Like most people, I was ruefully ignorant of many mental disorders. OCD, after all, was about needing everything to be orderly; that is how pop culture portrayed it. How could this, symptoms I had never heard of before, be a common occurrence in the disorder yet never talked about?
OCD, which used to be called “The Doubting Sickness”, is characterized by scary, obsessive thoughts that plague the sufferer, who turns to compulsions to get the thoughts to leave. The compulsions, however, usually reinforce the thoughts, causing a terrible, continuous cycle. The thoughts can be anything; the ones I experienced, called harm obsessions, are common among OCD sufferers. About one-third of individuals with OCD experience these particular obsessions.

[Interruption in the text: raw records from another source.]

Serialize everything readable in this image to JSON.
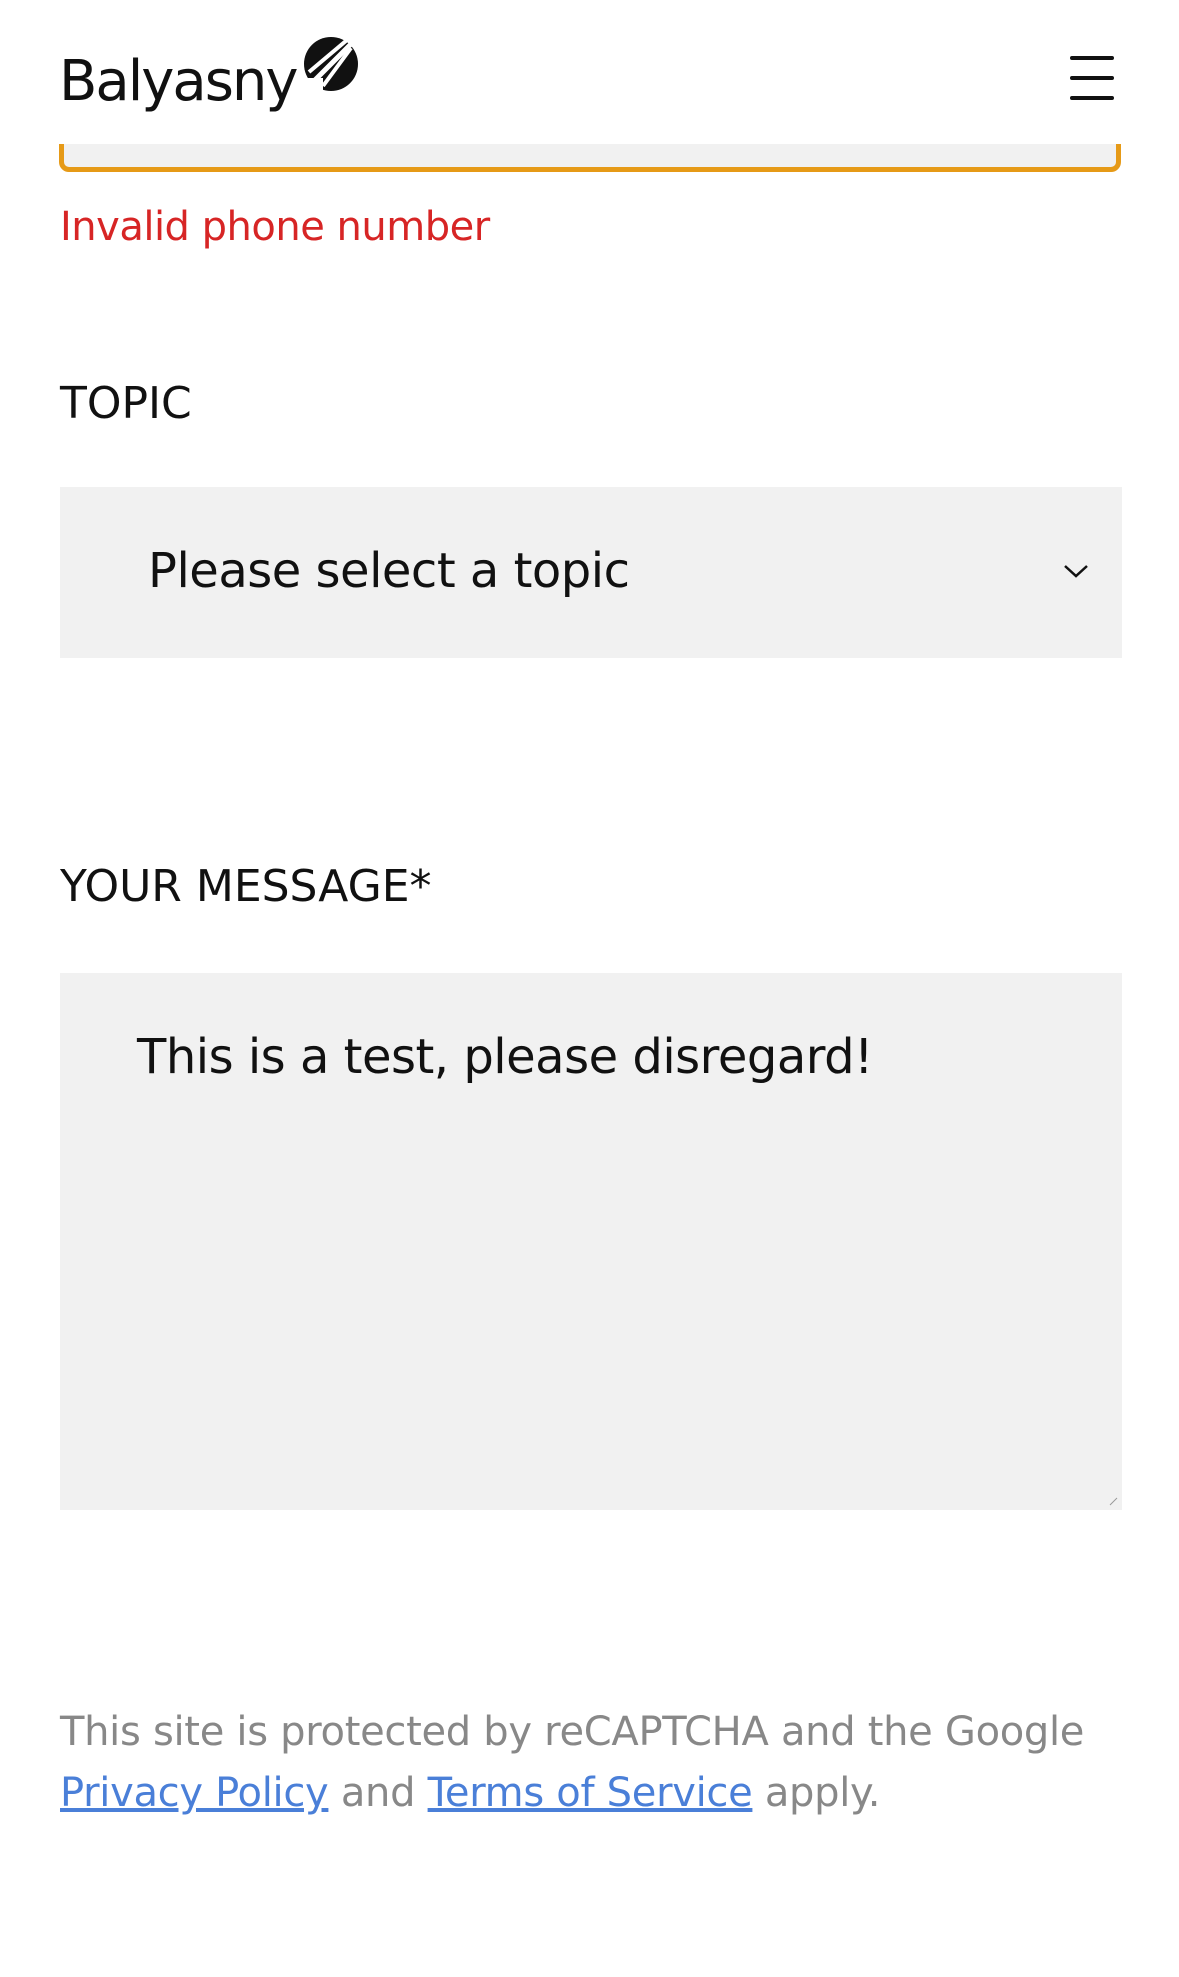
{
  "header": {
    "brand": "Balyasny",
    "menu_icon": "hamburger-menu-icon",
    "logo_icon": "balyasny-mark-icon"
  },
  "form": {
    "phone": {
      "error": "Invalid phone number",
      "border_color": "#e69a17",
      "error_color": "#d72525"
    },
    "topic": {
      "label": "TOPIC",
      "selected": "Please select a topic",
      "icon": "chevron-down-icon"
    },
    "message": {
      "label": "YOUR MESSAGE*",
      "value": "This is a test, please disregard!"
    }
  },
  "recaptcha": {
    "text_before": "This site is protected by reCAPTCHA and the Google ",
    "privacy_link": "Privacy Policy",
    "middle": " and ",
    "terms_link": "Terms of Service",
    "text_after": " apply.",
    "link_color": "#4a7fd8"
  }
}
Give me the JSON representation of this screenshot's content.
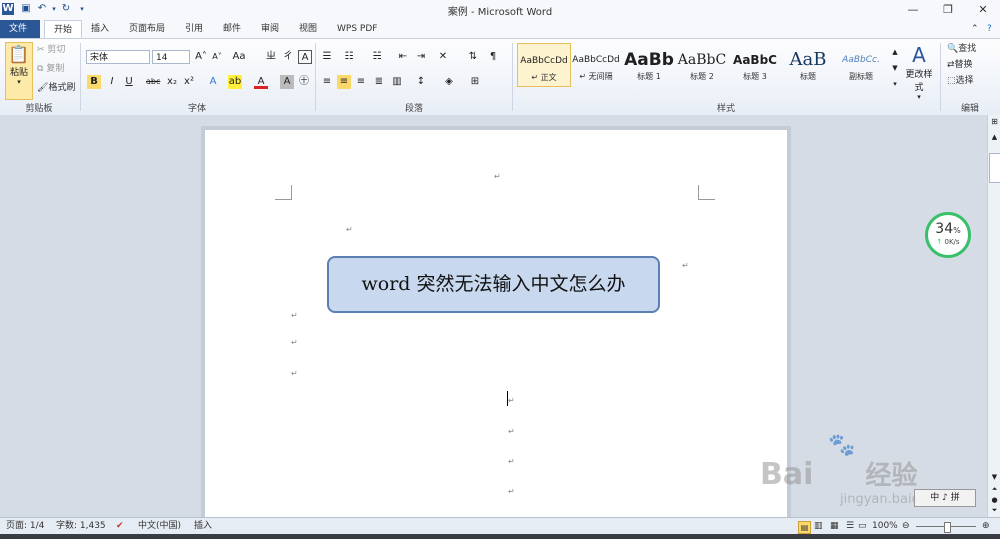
{
  "window": {
    "title": "案例 - Microsoft Word",
    "controls": [
      "minimize",
      "restore",
      "close"
    ]
  },
  "quick_access": [
    "word-logo",
    "save",
    "undo",
    "redo",
    "customize"
  ],
  "tabs": [
    {
      "label": "文件"
    },
    {
      "label": "开始"
    },
    {
      "label": "插入"
    },
    {
      "label": "页面布局"
    },
    {
      "label": "引用"
    },
    {
      "label": "邮件"
    },
    {
      "label": "审阅"
    },
    {
      "label": "视图"
    },
    {
      "label": "WPS PDF"
    }
  ],
  "ribbon": {
    "clipboard": {
      "paste": "粘贴",
      "cut": "剪切",
      "copy": "复制",
      "format_painter": "格式刷",
      "label": "剪贴板"
    },
    "font": {
      "font_name": "宋体",
      "font_size": "14",
      "label": "字体"
    },
    "paragraph": {
      "label": "段落"
    },
    "styles": {
      "items": [
        {
          "sample": "AaBbCcDd",
          "name": "↵ 正文"
        },
        {
          "sample": "AaBbCcDd",
          "name": "↵ 无间隔"
        },
        {
          "sample": "AaBb",
          "name": "标题 1"
        },
        {
          "sample": "AaBbC",
          "name": "标题 2"
        },
        {
          "sample": "AaBbC",
          "name": "标题 3"
        },
        {
          "sample": "AaB",
          "name": "标题"
        },
        {
          "sample": "AaBbCc.",
          "name": "副标题"
        }
      ],
      "change_styles": "更改样式",
      "label": "样式"
    },
    "editing": {
      "find": "查找",
      "replace": "替换",
      "select": "选择",
      "label": "编辑"
    }
  },
  "document": {
    "title_box": "word 突然无法输入中文怎么办"
  },
  "speed_widget": {
    "percent": "34",
    "percent_sign": "%",
    "rate": "0K/s"
  },
  "status_bar": {
    "page": "页面: 1/4",
    "words": "字数: 1,435",
    "language": "中文(中国)",
    "mode": "插入",
    "zoom": "100%"
  },
  "ime_indicator": "中 ♪ 拼",
  "watermark": {
    "brand": "Bai",
    "brand2": "经验",
    "url": "jingyan.baidu.com"
  }
}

There is hope. Exposure therapy has shown to be effective for most anxiety disorders, while avoidance usually makes them worse. It works by basically showing the brain that there is nothing to fear. In my case, it included holding a knife and not putting it down, no matter the thoughts and urges I experienced. Eventually, I stopped having the thoughts and could use knives again.
It’s not perfect. When I am tired or anxious, intrusive thoughts sometimes show their ugly heads. Nonetheless, I now have the tools to deal with them. Instead of becoming obsessions that last for weeks or months at a time, they come and go in a matter of minutes. That, my friends, is recovery.